De pronto, el venerable cura empezó a hablar; la garganta le silbaba de vez en cuando.

- Había una vez un hombre en Francia (nunca has oído hablar de él, muchacha) que tenía la misma idea que tú. Era bueno, caritativo y honrado, pero vivió toda su vida en pecado mortal porque no quería admitir la creencia de que un alma pueda condenarse. -Rose escuchaba con atención y sorpresa. Y ese hombre decidió que si alguien merecía la condena eterna, él la merecía también. Nunca se acercó a los sacramentos, no se casó ante Dios…Yo no lo sé, pequeña, pero, en fin, decían que, a pesar de todo, era…, bueno, un santo. Creo que murió en lo que llamamos pecado mortal…No estoy seguro…Fue en la guerra…Quizá… -Suspiró profundamente con un pequeño silbido, balanceando la canosa cabeza-. Tú no puedes concebir, chiquilla, ni yo, ni nadie, los inconmensurables misterios de la gracia de Dios.

Detrás de Rose las sillas crujían con insistencia. Las mujeres se impacientaban por descargar su arrepentimiento y adquirir la absolución rutinaria y semanal. El cura continuó:

- Fue un caso de amor inmenso y ciego que ningún hombre ha sentido tan profundamente, hasta el punto de querer su propia perdición en holocausto de los demás. -Se estremeció y estornudó-. Debemos confiar y rezar, confiar y rezar. La Iglesia nos enseña que la divina misericordia es infinita; nadie puede desesperar de salvarse.
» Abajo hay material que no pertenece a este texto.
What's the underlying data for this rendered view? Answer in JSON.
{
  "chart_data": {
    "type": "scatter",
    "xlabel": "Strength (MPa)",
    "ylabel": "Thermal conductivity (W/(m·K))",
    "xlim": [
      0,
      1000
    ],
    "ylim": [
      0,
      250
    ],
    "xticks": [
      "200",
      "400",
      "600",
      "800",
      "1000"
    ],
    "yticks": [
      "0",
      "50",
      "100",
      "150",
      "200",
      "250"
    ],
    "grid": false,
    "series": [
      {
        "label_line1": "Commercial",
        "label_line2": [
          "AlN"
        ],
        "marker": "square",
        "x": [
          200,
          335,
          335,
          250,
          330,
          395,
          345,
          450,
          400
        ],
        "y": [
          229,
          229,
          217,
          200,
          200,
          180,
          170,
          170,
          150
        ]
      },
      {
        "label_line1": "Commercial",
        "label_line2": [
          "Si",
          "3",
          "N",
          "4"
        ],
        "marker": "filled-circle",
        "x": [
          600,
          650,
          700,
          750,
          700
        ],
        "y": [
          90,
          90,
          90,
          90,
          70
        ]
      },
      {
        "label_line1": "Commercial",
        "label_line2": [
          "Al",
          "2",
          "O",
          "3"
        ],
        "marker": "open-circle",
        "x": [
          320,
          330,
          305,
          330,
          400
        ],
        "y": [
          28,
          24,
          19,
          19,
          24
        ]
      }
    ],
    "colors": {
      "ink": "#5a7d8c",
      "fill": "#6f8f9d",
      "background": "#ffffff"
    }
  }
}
- Él se ha condenado. Está condenado. Sabía lo que le esperaba. Era católico también.

- Corruptio optimi pesima.

- ¿Qué, padre?

- Quiero decir que un católico está más cerca de la maldad que cualquier otra persona. Es posible que, tal vez, ya que creemos en el demonio, nos sea más fácil dejarnos engañar por él que los que no creen. Pero debemos confiar -continuó mecánicamente-, confiar y rezar.

- Quisiera confiar…, pero no sé cómo.

- Él te amaba, con toda seguridad; y eso demuestra que no era tan malo. Su amor pudo redimirlo.

- ¿Incluso esta clase de amor?

- Sí.

Rose acarició la idea, en el oscuro confesionario. El cura dijo:

-Vuelve pronto…No puedo darte la absolución ahora…Pero vuelve…Mañana.

Sí, padre… -musitó Rose, débilmente-. Y…¿si viene un hijo?

- Con tu sencillez y tu fuerza, encamínalo hacia la virtud. Haz de él un santo para que rece por su padre.

Un sentimiento de gratitud se abrió paso a través de su dolor; se hubiera dicho que le había hecho entrever un largo camino de vida que debía seguir.

Al levantarse miró el nombre que ostentaba el confesionario. Era totalmente desconocido. Los curas van y vienen.

Salió a la calle…La pena continuaba entristeciendo su corazón. Pero el horror a vivir se había esfumado. No soportaba la idea de volver a casa, de volver a Snow’s, como si Pinkie no hubiera existido nunca. No, no; Pinkie había existido y existiría siempre. Estaba segura de que iba a ser madre y pensó: “Que me quiten eso si pueden; que borren eso.”